The news: US President Donald Trump on Tuesday (Wednesday AEDT) signed four executive orders to bolster the coal industry, including ending a leasing moratorium on federal land, expediting permits and directing agencies to “end all discriminatory policies” against the industry.

At a White House event flanked by coal miners in hard hats, Trump said coal was “just about the best in terms of power” and claimed his executive orders are legally protected from reversal.

He called the Paris Agreement a “scam” and claimed coal's value is “a hundred times greater than all the gold in Fort Knox”.

The context: The orders promote coal as a power source for artificial intelligence data centres, impose a moratorium on “unscientific and unrealistic policies” of the Biden administration, and instruct the Justice Department to challenge “unconstitutional” state laws that “discriminate against coal.”

The move follows widespread job cuts last week at the Department of Health and Human Services, where the Trump administration eliminated several entire divisions focused on the safety of mining workers, NBC News noted.
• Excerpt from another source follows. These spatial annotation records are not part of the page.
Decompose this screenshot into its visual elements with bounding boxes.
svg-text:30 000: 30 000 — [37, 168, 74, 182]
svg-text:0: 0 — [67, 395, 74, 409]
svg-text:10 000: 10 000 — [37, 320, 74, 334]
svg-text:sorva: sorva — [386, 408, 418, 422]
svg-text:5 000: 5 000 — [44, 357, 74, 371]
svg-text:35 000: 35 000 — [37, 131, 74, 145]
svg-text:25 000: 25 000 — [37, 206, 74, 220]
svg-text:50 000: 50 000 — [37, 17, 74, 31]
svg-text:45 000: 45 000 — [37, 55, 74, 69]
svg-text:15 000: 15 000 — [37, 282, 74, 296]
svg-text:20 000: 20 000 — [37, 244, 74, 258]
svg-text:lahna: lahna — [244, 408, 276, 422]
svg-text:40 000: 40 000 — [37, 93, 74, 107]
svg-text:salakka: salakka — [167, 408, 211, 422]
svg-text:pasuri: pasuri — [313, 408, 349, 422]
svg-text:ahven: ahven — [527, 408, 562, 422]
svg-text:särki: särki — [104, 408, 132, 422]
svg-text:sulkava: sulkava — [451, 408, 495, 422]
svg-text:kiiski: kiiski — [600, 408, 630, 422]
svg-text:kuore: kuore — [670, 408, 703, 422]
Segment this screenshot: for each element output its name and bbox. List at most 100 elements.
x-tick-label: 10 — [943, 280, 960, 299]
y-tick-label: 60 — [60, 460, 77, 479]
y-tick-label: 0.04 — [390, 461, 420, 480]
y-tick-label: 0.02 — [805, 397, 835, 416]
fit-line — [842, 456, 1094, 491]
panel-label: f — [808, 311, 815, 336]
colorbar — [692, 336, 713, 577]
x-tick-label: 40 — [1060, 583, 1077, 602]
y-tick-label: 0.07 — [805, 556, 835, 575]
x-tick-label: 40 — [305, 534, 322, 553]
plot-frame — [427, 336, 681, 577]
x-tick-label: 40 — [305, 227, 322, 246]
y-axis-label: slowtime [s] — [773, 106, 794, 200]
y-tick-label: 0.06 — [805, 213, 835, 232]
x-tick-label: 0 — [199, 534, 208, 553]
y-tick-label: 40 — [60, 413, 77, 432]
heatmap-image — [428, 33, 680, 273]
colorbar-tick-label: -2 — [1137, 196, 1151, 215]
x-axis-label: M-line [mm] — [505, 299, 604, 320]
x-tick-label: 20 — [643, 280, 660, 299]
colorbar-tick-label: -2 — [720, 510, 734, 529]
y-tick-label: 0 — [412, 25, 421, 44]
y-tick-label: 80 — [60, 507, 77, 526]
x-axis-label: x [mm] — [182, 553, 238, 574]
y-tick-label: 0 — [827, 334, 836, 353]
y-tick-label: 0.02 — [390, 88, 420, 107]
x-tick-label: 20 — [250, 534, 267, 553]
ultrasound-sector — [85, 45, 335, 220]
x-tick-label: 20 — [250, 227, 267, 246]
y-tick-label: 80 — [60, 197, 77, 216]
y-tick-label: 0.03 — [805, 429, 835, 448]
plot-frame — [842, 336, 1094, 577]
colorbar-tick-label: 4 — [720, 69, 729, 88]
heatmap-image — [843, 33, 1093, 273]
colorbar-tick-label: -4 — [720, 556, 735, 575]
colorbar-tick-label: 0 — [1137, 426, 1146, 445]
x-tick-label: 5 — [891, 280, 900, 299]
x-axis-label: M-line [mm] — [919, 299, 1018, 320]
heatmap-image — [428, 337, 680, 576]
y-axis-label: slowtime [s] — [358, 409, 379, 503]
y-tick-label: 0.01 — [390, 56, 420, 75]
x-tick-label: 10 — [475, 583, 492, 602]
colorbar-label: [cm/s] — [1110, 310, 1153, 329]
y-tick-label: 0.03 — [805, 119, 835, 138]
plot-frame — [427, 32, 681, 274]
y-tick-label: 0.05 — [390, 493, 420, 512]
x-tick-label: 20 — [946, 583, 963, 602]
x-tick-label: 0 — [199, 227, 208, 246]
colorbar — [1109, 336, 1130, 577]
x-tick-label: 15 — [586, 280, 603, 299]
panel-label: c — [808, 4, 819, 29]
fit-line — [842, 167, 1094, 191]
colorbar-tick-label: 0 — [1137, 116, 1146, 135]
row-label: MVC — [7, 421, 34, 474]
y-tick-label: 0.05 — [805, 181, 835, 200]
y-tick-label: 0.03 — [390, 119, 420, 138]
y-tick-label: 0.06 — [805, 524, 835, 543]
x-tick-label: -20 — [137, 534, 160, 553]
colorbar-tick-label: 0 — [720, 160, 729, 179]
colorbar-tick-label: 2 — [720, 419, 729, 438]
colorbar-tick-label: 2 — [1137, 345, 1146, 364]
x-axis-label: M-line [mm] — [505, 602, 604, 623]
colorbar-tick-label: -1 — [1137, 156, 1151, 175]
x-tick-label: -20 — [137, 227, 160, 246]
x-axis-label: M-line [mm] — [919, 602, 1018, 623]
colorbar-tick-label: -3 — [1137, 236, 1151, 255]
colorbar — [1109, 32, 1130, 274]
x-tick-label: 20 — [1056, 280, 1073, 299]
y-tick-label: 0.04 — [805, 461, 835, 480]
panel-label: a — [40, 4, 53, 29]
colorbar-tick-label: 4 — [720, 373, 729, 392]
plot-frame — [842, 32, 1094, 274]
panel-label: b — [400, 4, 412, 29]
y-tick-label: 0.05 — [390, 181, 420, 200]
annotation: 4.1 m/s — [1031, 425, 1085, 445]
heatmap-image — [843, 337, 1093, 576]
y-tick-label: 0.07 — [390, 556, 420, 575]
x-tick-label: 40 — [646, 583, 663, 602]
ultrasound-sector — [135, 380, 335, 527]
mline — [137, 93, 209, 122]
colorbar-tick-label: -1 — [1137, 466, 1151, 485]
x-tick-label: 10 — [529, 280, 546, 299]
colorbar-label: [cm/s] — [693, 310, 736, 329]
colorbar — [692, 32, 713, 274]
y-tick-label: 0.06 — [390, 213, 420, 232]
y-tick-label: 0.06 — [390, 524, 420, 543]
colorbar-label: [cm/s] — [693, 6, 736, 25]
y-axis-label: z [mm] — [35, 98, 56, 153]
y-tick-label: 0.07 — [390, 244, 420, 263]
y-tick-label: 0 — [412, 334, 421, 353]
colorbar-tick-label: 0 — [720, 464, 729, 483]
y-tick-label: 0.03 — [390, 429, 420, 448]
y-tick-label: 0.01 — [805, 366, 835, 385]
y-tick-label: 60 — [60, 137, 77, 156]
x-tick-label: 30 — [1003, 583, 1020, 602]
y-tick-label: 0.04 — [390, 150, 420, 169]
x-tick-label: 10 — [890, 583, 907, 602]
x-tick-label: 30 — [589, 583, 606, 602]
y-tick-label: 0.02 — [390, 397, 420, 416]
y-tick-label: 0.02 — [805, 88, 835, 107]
Trump repeatedly described coal as “beautiful, clean coal,” urging aides “never use the word coal unless you put beautiful clean before it.”

However, coal is widely regarded as the dirtiest fossil fuel. According to the US Energy Information Administration, coal power produces more than twice as much carbon dioxide per kilowatt hour as gas.

The numbers: Coal power has declined for more than a decade due to competition from natural gas and renewables. The dirty fuel made up 16% of US electricity in 2023, down from 45% in 2010, according to the US Energy Information Administration.

Coal electricity costs USD89 per megawatt hour, compared to USD31 for onshore wind and USD23 for solar, according to the US Energy Information Administration.

What they said: “I call it beautiful, clean coal. I told my people, never use the word coal unless you put beautiful clean before it,” Trump said at the White House ceremony.

Former EPA head Gina McCarthy said in a statement, “There is no such thing as clean coal,” and called the move “expensive, dangerous, and dirty.”